Inoltre, e soprattutto, questa sembra rispondere al desiderio
di rifugiarsi in un universo simbolico solidale, quello femminile, che
dispensa fiducia e sicurezza ontologica, alimentandosi di diffidenza ed
ostilità verso gli uomini. Anche il rapporto di
solidarietà e compassione che Nina ha con la madre pare
avvalorare questa ipotesi, sebbene la genitrice disapprovi, incarnando
di nuovo una morale sottomessa, il lavoro della figlia. La
sicurezza che Nina sente così di avere acquisito viene
però messa in crisi quando scopre di avere un tumore.

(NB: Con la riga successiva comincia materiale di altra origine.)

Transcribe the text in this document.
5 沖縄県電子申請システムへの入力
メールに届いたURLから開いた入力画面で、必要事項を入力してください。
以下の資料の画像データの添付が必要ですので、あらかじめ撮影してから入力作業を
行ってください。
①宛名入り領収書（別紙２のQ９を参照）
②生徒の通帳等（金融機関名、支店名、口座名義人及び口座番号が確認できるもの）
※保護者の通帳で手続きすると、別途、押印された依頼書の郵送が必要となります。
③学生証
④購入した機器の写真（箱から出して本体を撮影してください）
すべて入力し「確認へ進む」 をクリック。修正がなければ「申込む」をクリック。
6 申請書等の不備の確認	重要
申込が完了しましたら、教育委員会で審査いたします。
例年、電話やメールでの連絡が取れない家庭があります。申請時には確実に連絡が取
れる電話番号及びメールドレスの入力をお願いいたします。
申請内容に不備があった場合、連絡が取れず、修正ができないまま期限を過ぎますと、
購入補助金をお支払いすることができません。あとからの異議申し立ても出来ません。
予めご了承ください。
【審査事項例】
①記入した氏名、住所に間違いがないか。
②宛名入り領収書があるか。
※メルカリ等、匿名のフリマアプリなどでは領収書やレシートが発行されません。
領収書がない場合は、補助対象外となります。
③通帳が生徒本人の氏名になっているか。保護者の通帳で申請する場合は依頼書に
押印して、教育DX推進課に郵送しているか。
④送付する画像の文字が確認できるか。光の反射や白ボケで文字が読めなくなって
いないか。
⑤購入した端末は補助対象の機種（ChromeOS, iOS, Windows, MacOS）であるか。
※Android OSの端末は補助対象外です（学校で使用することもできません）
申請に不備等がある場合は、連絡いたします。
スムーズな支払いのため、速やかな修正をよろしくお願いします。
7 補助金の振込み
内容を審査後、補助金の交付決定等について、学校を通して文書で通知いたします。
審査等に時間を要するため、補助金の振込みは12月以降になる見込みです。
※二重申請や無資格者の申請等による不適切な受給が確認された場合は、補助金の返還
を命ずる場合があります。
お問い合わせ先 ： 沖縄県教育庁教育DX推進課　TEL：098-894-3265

Ottiene adesso forse più spessore una simbologia che
interviene più volte nell’impalcatura visiva del
film: la simbologia dell’acqua. Molteplici inquadrature di
Nina in piscina intervengono più volte nel racconto,
così come si avverte la ricchezza di riferimenti
all’elemento acqueo, al mare, ai fiumi. Probabilmente si
suggerisce, in modo latente, un legame con un percorso simbolico
traboccante di significati e ambivalenze che trova riscontro in
millenni di storia delle civiltà. Ed il film pare ispirare
l’idea di una purezza ricercata al di fuori delle comuni
ipocrisie moralistiche, quasi per associazione tattile ed emotiva tra
Nina che nuota e l’innocenza trasparente che ognuno accosta
alle limpide acque. Così come sembrano esistenti accenni
all’ambivalenza e reciprocità tra la vita e la
morte, questione che sarà poi una delle strutture portanti
dell’intero film. Anche perché uno dei problemi
che Nina si troverà improvvisamente ad affrontare, da viva,
sarà proprio il rapporto con la morte, la sua, che irrompe
minacciosa. La narrazione sottolinea, nella difficoltà
sostanziale che la società attuale trova ad elaborare
rassicuranti rappresentazioni collettive della morte, la particolare e
poco invidiabile condizione di solitudine in cui è costretto
il morente (Elias, 1985; Cavicchia Scalamonti, 1991). In un corpo
sociale fortemente individualizzato, in cui l’esistenza del
singolo difficilmente può essere inglobata in un universo di
senso razionalmente condiviso, se ognuno muore per conto suo risulta
improbabile identificarsi con chi è in fin di vita. Specie
se ciò ostacola una confortante presunzione inconscia di
immortalità (Freud, 1982). Così il moribondo
abbandona la sfera pubblica, che può percepirlo addirittura
come dannoso, per isolarsi spesso nelle inaccoglienti strutture
sanitarie, ponendo in questo modo la società al riparo dalla
sua immagine tanto preoccupante e tanto rivelatrice. Non dimentichiamo
che la tarda modernità pone frequentemente nella noncuranza
nei confronti della morte una strategia, indubbiamente illusoria e
caduca, di rassicurazione (Bauman, 1995).